The summit also unveiled the Content India Trends Report, whose findings made for bracing reading. Daoud Jackson, senior analyst at OMDIA, set the tone: “By 2030, online video in India will nearly double the revenue of traditional TV, becoming the main driver of growth.” He noted that in 2025, India produced a quarter of all YouTube videos globally, overtaking the United States, while Indians collectively spend 117 years daily on YouTube and 72 years on Instagram. Traditional subscription TV is declining as free TV and connected TV gain ground, forcing broadcasters to innovate. “AI-generated content is just 2 per cent of engagement,” Jackson added, “highlighting the dominance of high-quality human content. The key for Indian media companies is scaling while monetising effectively from day one.”

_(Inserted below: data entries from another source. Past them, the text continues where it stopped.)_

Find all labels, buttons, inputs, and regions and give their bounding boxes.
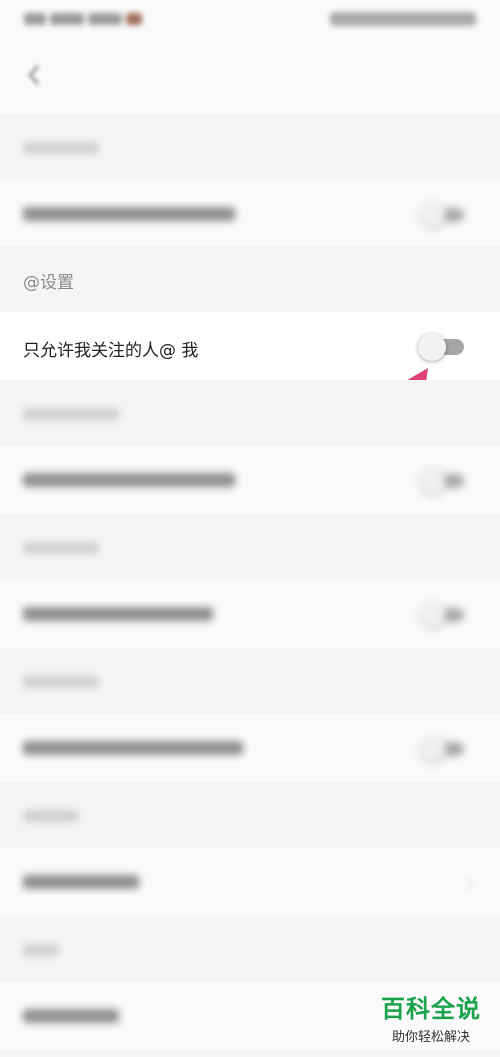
mention-toggle-switch[interactable] (418, 333, 464, 361)
toggle-switch[interactable] (420, 468, 464, 494)
item-label: 只允许我关注的人@ 我 (23, 341, 199, 361)
list-item[interactable] (0, 180, 500, 248)
section-label (0, 916, 500, 982)
toggle-knob (418, 333, 446, 361)
chevron-right-icon: › (467, 874, 474, 893)
header (0, 38, 500, 114)
watermark-title: 百科全说 (381, 995, 481, 1023)
list-item[interactable] (0, 580, 500, 648)
toggle-switch[interactable] (420, 202, 464, 228)
toggle-switch[interactable] (420, 736, 464, 762)
status-bar (0, 0, 500, 38)
watermark-logo: 百科全说 助你轻松解决 (376, 989, 486, 1045)
list-item[interactable] (0, 714, 500, 782)
section-label (0, 514, 500, 580)
section-label (0, 380, 500, 446)
section-label (0, 114, 500, 180)
status-bar-left (24, 8, 162, 30)
toggle-switch[interactable] (420, 602, 464, 628)
list-item[interactable]: › (0, 848, 500, 916)
section-label (0, 648, 500, 714)
section-label-at-settings: @设置 (0, 246, 500, 312)
section-label-text: @设置 (23, 273, 74, 293)
status-bar-right (330, 12, 476, 26)
list-item[interactable] (0, 446, 500, 514)
page-title (0, 62, 500, 84)
watermark-subtitle: 助你轻松解决 (391, 1030, 470, 1045)
section-label (0, 782, 500, 848)
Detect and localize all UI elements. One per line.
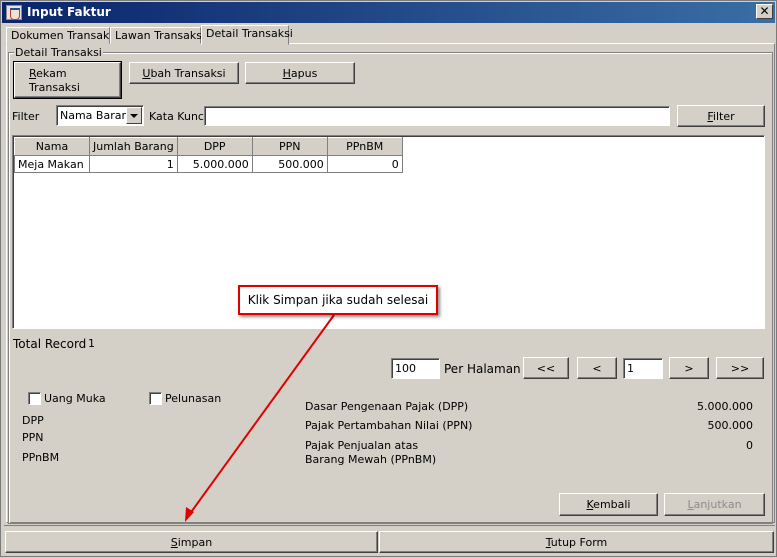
hapus-label: Hapus bbox=[282, 66, 318, 80]
cell-jumlah[interactable]: 1 bbox=[89, 155, 178, 173]
table-row[interactable]: Meja Makan 1 5.000.000 500.000 0 bbox=[14, 155, 403, 173]
column-header-ppn[interactable]: PPN bbox=[251, 137, 328, 156]
window-title: Input Faktur bbox=[27, 5, 111, 19]
summary-dpp-value: 5.000.000 bbox=[697, 400, 753, 413]
kembali-label: Kembali bbox=[586, 498, 631, 511]
first-page-button[interactable]: << bbox=[523, 357, 569, 379]
next-page-button[interactable]: > bbox=[669, 357, 709, 379]
kata-kunci-label: Kata Kunci bbox=[149, 110, 208, 123]
column-header-jumlah-barang[interactable]: Jumlah Barang bbox=[89, 137, 178, 156]
pelunasan-checkbox[interactable] bbox=[149, 392, 162, 405]
title-bar[interactable]: Input Faktur ✕ bbox=[2, 2, 775, 23]
table-header-row: Nama Jumlah Barang DPP PPN PPnBM bbox=[14, 137, 403, 156]
total-record-value: 1 bbox=[88, 337, 95, 350]
kata-kunci-input[interactable] bbox=[204, 106, 670, 126]
pelunasan-label: Pelunasan bbox=[165, 392, 222, 405]
summary-ppn-label: Pajak Pertambahan Nilai (PPN) bbox=[305, 419, 473, 432]
tab-lawan-transaksi[interactable]: Lawan Transaksi bbox=[110, 27, 205, 44]
input-faktur-window: Input Faktur ✕ Dokumen Transaksi Lawan T… bbox=[0, 0, 777, 557]
dpp-label: DPP bbox=[22, 414, 44, 427]
cell-nama[interactable]: Meja Makan bbox=[14, 155, 90, 173]
tab-detail-transaksi[interactable]: Detail Transaksi bbox=[201, 25, 293, 45]
summary-dpp-label: Dasar Pengenaan Pajak (DPP) bbox=[305, 400, 469, 413]
filter-field-value: Nama Barang bbox=[60, 109, 136, 122]
lanjutkan-button[interactable]: Lanjutkan bbox=[664, 493, 765, 516]
rekam-transaksi-button[interactable]: Rekam Transaksi bbox=[13, 61, 122, 99]
page-number-input[interactable] bbox=[623, 358, 663, 379]
instruction-callout: Klik Simpan jika sudah selesai bbox=[238, 285, 438, 315]
filter-field-select[interactable]: Nama Barang bbox=[56, 105, 144, 126]
uang-muka-label: Uang Muka bbox=[44, 392, 106, 405]
kembali-button[interactable]: Kembali bbox=[559, 493, 658, 516]
ppn-label: PPN bbox=[22, 431, 44, 444]
cell-ppnbm[interactable]: 0 bbox=[326, 155, 403, 173]
rekam-transaksi-label: Rekam Transaksi bbox=[29, 67, 80, 94]
java-app-icon bbox=[6, 5, 22, 20]
ubah-transaksi-label: Ubah Transaksi bbox=[142, 66, 226, 80]
column-header-ppnbm[interactable]: PPnBM bbox=[326, 137, 403, 156]
tab-dokumen-transaksi[interactable]: Dokumen Transaksi bbox=[6, 27, 118, 44]
tutup-form-button[interactable]: Tutup Form bbox=[379, 531, 774, 553]
per-halaman-input[interactable] bbox=[391, 358, 440, 379]
cell-ppn[interactable]: 500.000 bbox=[251, 155, 328, 173]
hapus-button[interactable]: Hapus bbox=[245, 62, 355, 84]
footer-separator bbox=[4, 525, 775, 526]
tutup-form-label: Tutup Form bbox=[545, 535, 608, 549]
detail-table: Nama Jumlah Barang DPP PPN PPnBM Meja Ma… bbox=[14, 137, 403, 173]
summary-ppnbm-label-line1: Pajak Penjualan atas bbox=[305, 439, 419, 452]
ppnbm-label: PPnBM bbox=[22, 451, 60, 464]
cell-dpp[interactable]: 5.000.000 bbox=[176, 155, 253, 173]
simpan-label: Simpan bbox=[170, 535, 213, 549]
ubah-transaksi-button[interactable]: Ubah Transaksi bbox=[129, 62, 239, 84]
chevron-down-icon[interactable] bbox=[126, 107, 142, 124]
per-halaman-label: Per Halaman bbox=[444, 362, 521, 376]
close-button[interactable]: ✕ bbox=[756, 4, 773, 19]
callout-text: Klik Simpan jika sudah selesai bbox=[247, 293, 429, 307]
lanjutkan-label: Lanjutkan bbox=[687, 498, 742, 511]
total-record-label: Total Record bbox=[13, 337, 87, 351]
filter-label: Filter bbox=[12, 110, 40, 123]
uang-muka-checkbox[interactable] bbox=[28, 392, 41, 405]
last-page-button[interactable]: >> bbox=[716, 357, 764, 379]
group-legend: Detail Transaksi bbox=[14, 46, 103, 59]
summary-ppnbm-label-line2: Barang Mewah (PPnBM) bbox=[305, 453, 437, 466]
filter-button-label: Filter bbox=[707, 109, 735, 123]
filter-button[interactable]: Filter bbox=[677, 105, 765, 127]
simpan-button[interactable]: Simpan bbox=[5, 531, 378, 553]
prev-page-button[interactable]: < bbox=[577, 357, 617, 379]
column-header-dpp[interactable]: DPP bbox=[176, 137, 253, 156]
summary-ppnbm-value: 0 bbox=[746, 439, 753, 452]
column-header-nama[interactable]: Nama bbox=[14, 137, 90, 156]
summary-ppn-value: 500.000 bbox=[707, 419, 754, 432]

Hannah Walsh, principal analyst at Ampere Analysis, added hard numbers to the picture. India produced over 24,000 titles in January 2026 alone, with 19,000 available internationally. The country now accounts for 12 per cent of Asia-Pacific content spend, up from 8 per cent in 2021, outpacing both Japan and China. Key exporters include JioStar, Zee Entertainment, Sony India, Amazon and Netflix, delivering over 7,500 Indian-produced titles abroad each year. The top importing markets are Saudi Arabia, the UAE, Egypt, the United States and the Philippines. Scripted content dominates globally at 88 per cent, with crime dramas and children’s and family titles performing particularly strongly.
Manoj Dobhal, chief executive and executive director of Dish TV India, framed the summit’s ambition squarely. “Stories don’t need translation. They need a platform, discovery, and reach, local or global,” he said. “India produces more movies than any country, our streaming platforms compete globally, and our tech and creators win international awards. Yet fragmentation slows growth. Producers, platforms, and tech move in different lanes. We need shared spaces, collaboration, and an ecosystem where ideas, technology, and people meet. That is why we built Content India.”
The data, the pitches and the prize money all pointed to the same conclusion: India is not waiting for the world to discover its stories. It is building the infrastructure to sell them.